As the influence of the US, Thailand’s oldest military ally, declines, China’s influence continues to grow. The current Thai government wants to build even closer ties with China to help revive its struggling economy.

The United Nations refugee agency has been accused of doing little to help the Uyghurs, but says it has no access to them, so it can’t do much. Thailand does not recognize the status of refugees.

However, complying with China’s desire to return the Uyghurs is not without risks. Thailand has just taken a seat on the UN Human Rights Council, for which it lobbied hard.

Deporting the 48 men who have already served more than a decade in prison would seriously damage the image the Thai government is trying to project.

Thailand will also be aware of what happened just a month after the last mass deportation in 2015.

On August 17 of that year a powerful bomb exploded in a shrine in Bangkok which was popular among Chinese tourists. Twenty people were killed in what was widely believed to be retaliation by Uighur militants, although Thai authorities have tried to play down the link.

Two Uighurs were accused of the bombing, but their trial has been going on for nine years and there is no end in sight. One of them, his lawyers say, is almost certainly innocent. A veil of secrecy surrounds the trial; authorities seem reluctant to let anything come out of hearings linking the bomb to the deportation.

I have Hassan

Hassan Imam arrived in Turkey, but only after escaping from detention in Thailand

Even those Uyghurs who managed to reach Turkey then have to deal with their uncertain status there and the severance of all communications with their families in Xinjiang.

“I haven’t heard my mother’s voice for 10 years,” says Hasan Imam, a Uighur refugee who now works as a truck driver in Turkey.

He was in the same group as Niluper who was caught at the Malaysian border in 2014.

He recalls how the following year the Thai authorities tricked them into planning to deport some of them to China. He says they were told that some of the men would be transferred to another facility because the one they were in was too cramped.

This was after some women and children were sent to Turkey, and unusually, the men in the camp were also allowed to talk to their wives and children in Turkey on the phone.

“We were all happy and full of hope,” says Hassan. “They picked them off, one by one.

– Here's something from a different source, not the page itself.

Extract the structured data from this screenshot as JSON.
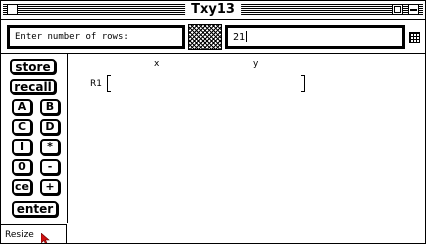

At this point, they had no idea that they would be sent back to China. Only later, through the illegal phone we had, did we find out from Turkey that they had been deported.”

This filled the remaining detainees with despair, Hasan recalls, and two years later, when he was temporarily moved to another camp, he and 19 other people made an extraordinary escapeusing a nail to make a hole in a crumbling wall.

Eleven of them were recaptured, but Hasan managed to cross the wooded border into Malaysia, and from there arrived in Turkey.

“I don’t know the condition of my parents, but for those who are still detained in Thailand, it is even worse,” he says.

They fear that they will be returned and imprisoned in China – and they also fear that this would mean a harsher punishment for their families, he explains.

Mental effort is unbearable for them.